E, realmente, é nesse sentido que as pessoas entendem o significado dessa palavra. Se diz, por exemplo, que o imperador Constantino I converteu-se e tornou-se cristão recebendo o batismo pouco antes de falecer; que os missionários loiolistas converteram muitos índios no Brasil; que um famoso ator hedonista e depravado converteu-se e passou a frequentar a Assembleia de Deus. No entanto, no entendimento de muitas pessoas esclarecidas, é mister investigar melhor esse vocábulo, passando a analisar o seu significado mais verdadeiro e profundo. De qual forma? Vou explicar mediante um exemplo.

Uns dias atrás assisti o filme “Andando sobre as águas”, protagonizado pelo ator israelense Lior Louie Ashkenazi cujo roteiro é o seguinte. Depois da morte de sua mulher, que cometeu suicídio, Eyal, um killer do Mossad (o serviço secreto israelense), recebe a incumbência de achar e eliminar um ex-oficial nazista, criminoso de guerra que ainda está vivo. Sua única pista é o neto do procurado, o jovem alemão Axel, que visita Israel para encontrar sua irmã Pia.

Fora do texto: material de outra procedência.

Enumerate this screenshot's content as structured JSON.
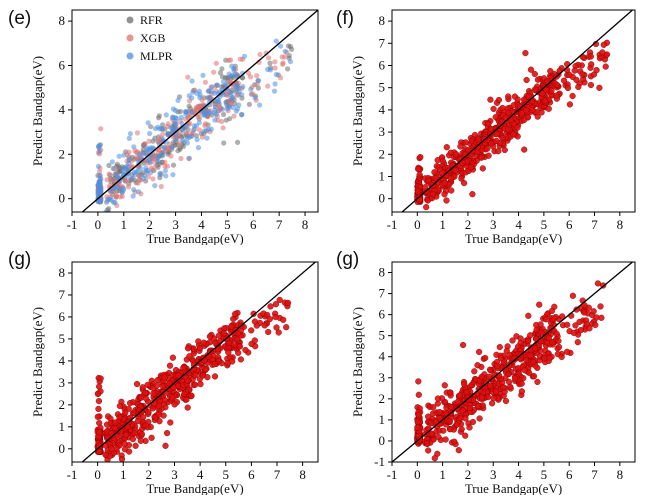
{
  "panels": [
    {
      "letter": "(e)",
      "chart_data": {
        "type": "scatter",
        "xlabel": "True Bandgap(eV)",
        "ylabel": "Predict Bandgap(eV)",
        "xlim": [
          -1,
          8.5
        ],
        "ylim": [
          -0.6,
          8.5
        ],
        "xticks": [
          -1,
          0,
          1,
          2,
          3,
          4,
          5,
          6,
          7,
          8
        ],
        "yticks": [
          0,
          2,
          4,
          6,
          8
        ],
        "legend_position": "top-left",
        "reference_line": "y = x",
        "series": [
          {
            "name": "RFR",
            "color": "#6e6e6e",
            "seed": 11,
            "scatter": 0.55
          },
          {
            "name": "XGB",
            "color": "#e07070",
            "seed": 23,
            "scatter": 0.6
          },
          {
            "name": "MLPR",
            "color": "#4a90e2",
            "seed": 37,
            "scatter": 0.7
          }
        ]
      }
    },
    {
      "letter": "(f)",
      "chart_data": {
        "type": "scatter",
        "xlabel": "True Bandgap(eV)",
        "ylabel": "Predict Bandgap(eV)",
        "xlim": [
          -1,
          8.6
        ],
        "ylim": [
          -0.6,
          8.5
        ],
        "xticks": [
          -1,
          0,
          1,
          2,
          3,
          4,
          5,
          6,
          7,
          8
        ],
        "yticks": [
          0,
          1,
          2,
          3,
          4,
          5,
          6,
          7,
          8
        ],
        "reference_line": "y = x",
        "series": [
          {
            "name": "",
            "color": "#e01010",
            "seed": 51,
            "scatter": 0.45
          }
        ]
      }
    },
    {
      "letter": "(g)",
      "chart_data": {
        "type": "scatter",
        "xlabel": "True Bandgap(eV)",
        "ylabel": "Predict Bandgap(eV)",
        "xlim": [
          -1,
          8.6
        ],
        "ylim": [
          -0.6,
          8.5
        ],
        "xticks": [
          -1,
          0,
          1,
          2,
          3,
          4,
          5,
          6,
          7,
          8
        ],
        "yticks": [
          0,
          1,
          2,
          3,
          4,
          5,
          6,
          7,
          8
        ],
        "reference_line": "y = x",
        "series": [
          {
            "name": "",
            "color": "#e01010",
            "seed": 67,
            "scatter": 0.55
          }
        ]
      }
    },
    {
      "letter": "(g)",
      "chart_data": {
        "type": "scatter",
        "xlabel": "True Bandgap(eV)",
        "ylabel": "Predict Bandgap(eV)",
        "xlim": [
          -1,
          8.6
        ],
        "ylim": [
          -1,
          8.5
        ],
        "xticks": [
          -1,
          0,
          1,
          2,
          3,
          4,
          5,
          6,
          7,
          8
        ],
        "yticks": [
          -1,
          0,
          1,
          2,
          3,
          4,
          5,
          6,
          7,
          8
        ],
        "reference_line": "y = x",
        "series": [
          {
            "name": "",
            "color": "#e01010",
            "seed": 83,
            "scatter": 0.6
          }
        ]
      }
    }
  ]
}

Inesperadamente, o agente se torna amigo dos dois irmãos e começa a questionar seus valores. Enfim, Eyal consegue localizar o carrasco nazista em Berlim, mas se trata de um velho de mais de 90 anos de idade, praticamente moribundo. Entretanto, em vez de cumprir a ordem de seu superior, bramoso para que o Mossad chegue “antes de Deus”, o agente desiste de cumprir pela enésima vez o seu papel de anjo da morte e, desobedecendo ao seu chefe, poupa a vida do velho que, porém, é morto pelo próprio neto Axel. A partir daquele momento, repudiada a cultura de morte, a vida de Eyal não será mais a mesma.

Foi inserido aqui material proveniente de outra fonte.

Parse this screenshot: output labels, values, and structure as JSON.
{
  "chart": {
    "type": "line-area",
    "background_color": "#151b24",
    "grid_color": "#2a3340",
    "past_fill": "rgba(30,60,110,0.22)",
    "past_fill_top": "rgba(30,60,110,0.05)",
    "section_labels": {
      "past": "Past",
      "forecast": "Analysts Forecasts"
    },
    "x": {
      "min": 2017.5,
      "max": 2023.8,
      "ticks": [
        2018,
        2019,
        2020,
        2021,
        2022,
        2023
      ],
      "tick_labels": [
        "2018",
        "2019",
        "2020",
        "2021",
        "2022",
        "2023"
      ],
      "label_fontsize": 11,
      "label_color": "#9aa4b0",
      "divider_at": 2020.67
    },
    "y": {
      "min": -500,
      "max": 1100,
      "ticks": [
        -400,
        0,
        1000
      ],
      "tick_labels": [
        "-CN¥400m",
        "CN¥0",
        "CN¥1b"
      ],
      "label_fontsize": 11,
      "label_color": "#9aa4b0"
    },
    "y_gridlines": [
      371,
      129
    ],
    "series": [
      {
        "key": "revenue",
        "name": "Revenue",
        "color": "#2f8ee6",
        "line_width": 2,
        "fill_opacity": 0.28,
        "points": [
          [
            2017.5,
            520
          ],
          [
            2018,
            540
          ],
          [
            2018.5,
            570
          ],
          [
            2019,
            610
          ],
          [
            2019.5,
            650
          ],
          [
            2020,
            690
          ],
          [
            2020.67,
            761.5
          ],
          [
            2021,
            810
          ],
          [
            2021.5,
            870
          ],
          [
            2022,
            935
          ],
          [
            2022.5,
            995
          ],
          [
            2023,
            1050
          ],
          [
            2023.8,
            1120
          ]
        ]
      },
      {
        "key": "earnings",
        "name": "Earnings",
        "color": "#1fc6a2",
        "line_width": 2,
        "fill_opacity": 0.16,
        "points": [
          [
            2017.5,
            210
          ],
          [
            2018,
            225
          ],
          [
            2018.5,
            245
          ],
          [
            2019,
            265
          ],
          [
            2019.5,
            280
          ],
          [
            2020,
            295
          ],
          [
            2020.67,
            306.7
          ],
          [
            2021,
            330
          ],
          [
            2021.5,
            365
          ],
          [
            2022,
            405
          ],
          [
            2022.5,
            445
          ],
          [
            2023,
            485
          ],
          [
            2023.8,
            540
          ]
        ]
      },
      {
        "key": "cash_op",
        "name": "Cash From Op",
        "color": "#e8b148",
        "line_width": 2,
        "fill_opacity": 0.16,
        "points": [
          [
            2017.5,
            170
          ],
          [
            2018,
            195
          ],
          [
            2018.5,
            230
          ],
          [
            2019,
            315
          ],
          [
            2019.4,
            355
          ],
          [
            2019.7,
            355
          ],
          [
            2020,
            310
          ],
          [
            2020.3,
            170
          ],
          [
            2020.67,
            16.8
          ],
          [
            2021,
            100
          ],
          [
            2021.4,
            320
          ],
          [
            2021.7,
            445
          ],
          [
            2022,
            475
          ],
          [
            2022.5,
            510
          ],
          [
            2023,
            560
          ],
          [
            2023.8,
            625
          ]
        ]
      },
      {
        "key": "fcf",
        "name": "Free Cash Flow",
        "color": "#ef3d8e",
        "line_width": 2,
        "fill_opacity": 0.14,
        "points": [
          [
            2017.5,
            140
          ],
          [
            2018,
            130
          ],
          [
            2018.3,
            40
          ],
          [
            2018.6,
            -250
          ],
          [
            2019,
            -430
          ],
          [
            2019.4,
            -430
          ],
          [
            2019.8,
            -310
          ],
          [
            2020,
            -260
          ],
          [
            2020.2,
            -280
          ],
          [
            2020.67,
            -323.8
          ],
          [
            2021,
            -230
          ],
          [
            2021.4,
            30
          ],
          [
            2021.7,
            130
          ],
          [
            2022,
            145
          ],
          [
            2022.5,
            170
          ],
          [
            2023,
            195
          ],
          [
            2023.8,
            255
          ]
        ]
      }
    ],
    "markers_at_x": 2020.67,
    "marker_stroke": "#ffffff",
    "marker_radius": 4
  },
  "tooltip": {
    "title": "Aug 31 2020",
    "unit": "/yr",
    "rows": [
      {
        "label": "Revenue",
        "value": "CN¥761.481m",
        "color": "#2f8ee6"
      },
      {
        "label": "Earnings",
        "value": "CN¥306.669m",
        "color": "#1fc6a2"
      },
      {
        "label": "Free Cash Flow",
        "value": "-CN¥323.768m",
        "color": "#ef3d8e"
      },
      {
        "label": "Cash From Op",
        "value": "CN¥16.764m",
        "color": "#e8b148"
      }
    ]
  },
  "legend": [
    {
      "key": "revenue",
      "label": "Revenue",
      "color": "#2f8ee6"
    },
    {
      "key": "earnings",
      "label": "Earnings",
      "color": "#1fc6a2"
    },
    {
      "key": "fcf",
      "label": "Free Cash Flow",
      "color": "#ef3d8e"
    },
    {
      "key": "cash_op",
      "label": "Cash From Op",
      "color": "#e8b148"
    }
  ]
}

Bom, esse ato de Eyal é o que eu chamaria de conversão. Conversão não significa passar de um rito para outro e nem passar do ateísmo ao cristianismo ou qualquer outra religião abraâmica. Uma sincera e profunda conversão nada tem a ver com rituais, cultos, manifestações exteriores, dogmas, hierarquias e sacramentos. Muito menos com atitudes histéricas e milagres imaginários! O ato da conversão envolve unicamente o lado interior do ser humano, a sua consciência, a sua firme vontade de expulsar o mal de seu coração, substituindo-o com o amor. Nesse sentido até um ateu pode se converter, mesmo continuando a não acreditar em alguma Divindade.

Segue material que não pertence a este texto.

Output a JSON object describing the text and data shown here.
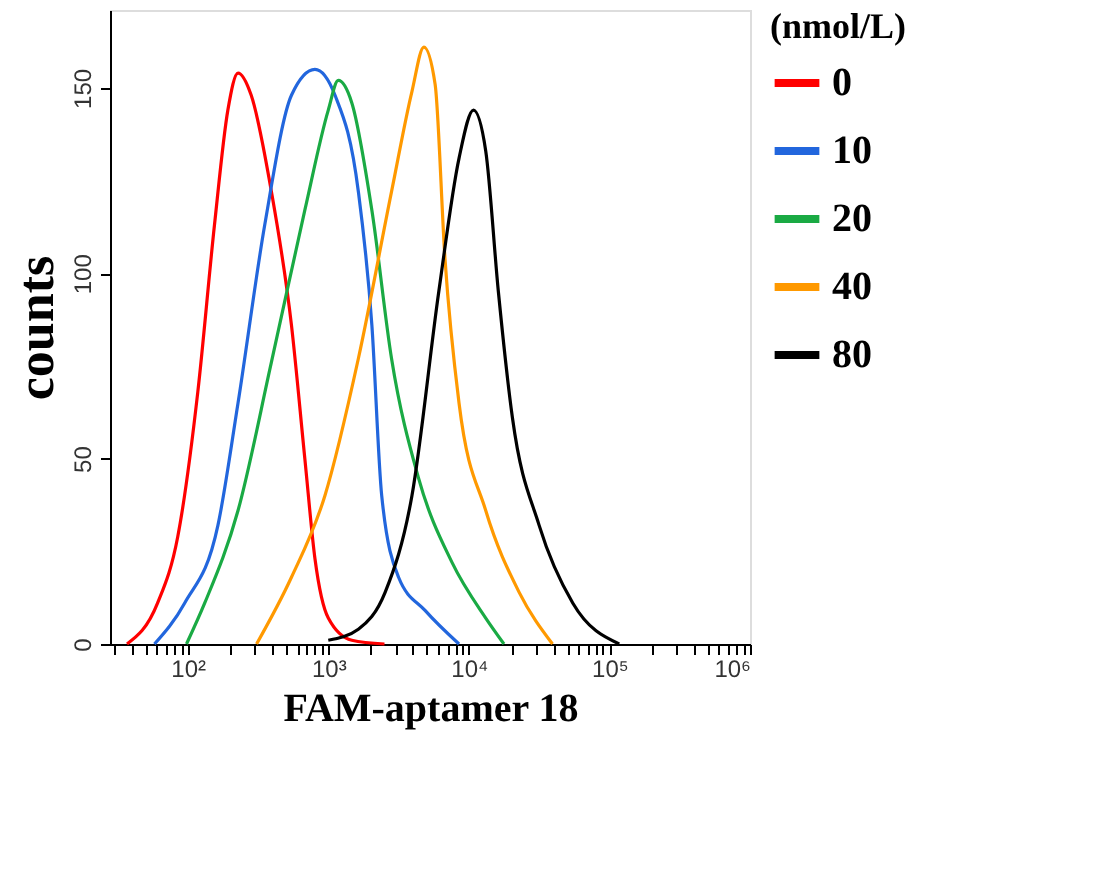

Objetivamente, o conceito de Bem nunca foi monopólio de uma religião em particular. Os homens não precisam de mandamentos explícitos revelados aos profetas, pois eles já estão gravados dentro de seus corações desde a noite dos tempos, e quem afirma que as pessoas irreligiosas são ímpias, profere uma grande mentira. É cem mil vezes melhor um ateu assumido, mas rico de valores éticos, respeitoso da vida e da dignidade dos outros, do que um cristão hipócrita prono a ostentar apenas símbolos exteriores de uma fé intolerante, um daqueles que não admitem opiniões divergentes das suas. Até papa Francisco, na primeira Audiência Geral de 2019 declarou que: "As pessoas que vão à igreja, ficam lá todos os dias e depois vivem odiando os outros e falando mal das pessoas são um escândalo: é melhor viver como um ateu do que dar um contratestemunho de ser cristão." Felizmente existem não poucos cristãos que, em sintonia com o pensamento do Santo Padre, valorizam justamente esse tipo de conversão. Mas muitos outros, intransigentes ao extremo, ainda acham sacrossanta a famosa frase de São Cipriano: “Salus extra Ecclesiam non est”. Ou seja, “Fora da Igreja não há salvação” e o inferno vai engolir todos aqueles que se recusam de acreditar no cristianismo, independente de seus sentimentos e atitudes em relação ao próximo. Acredito que esses indivíduos intolerantes são os que mais necessitam de uma urgente conversão!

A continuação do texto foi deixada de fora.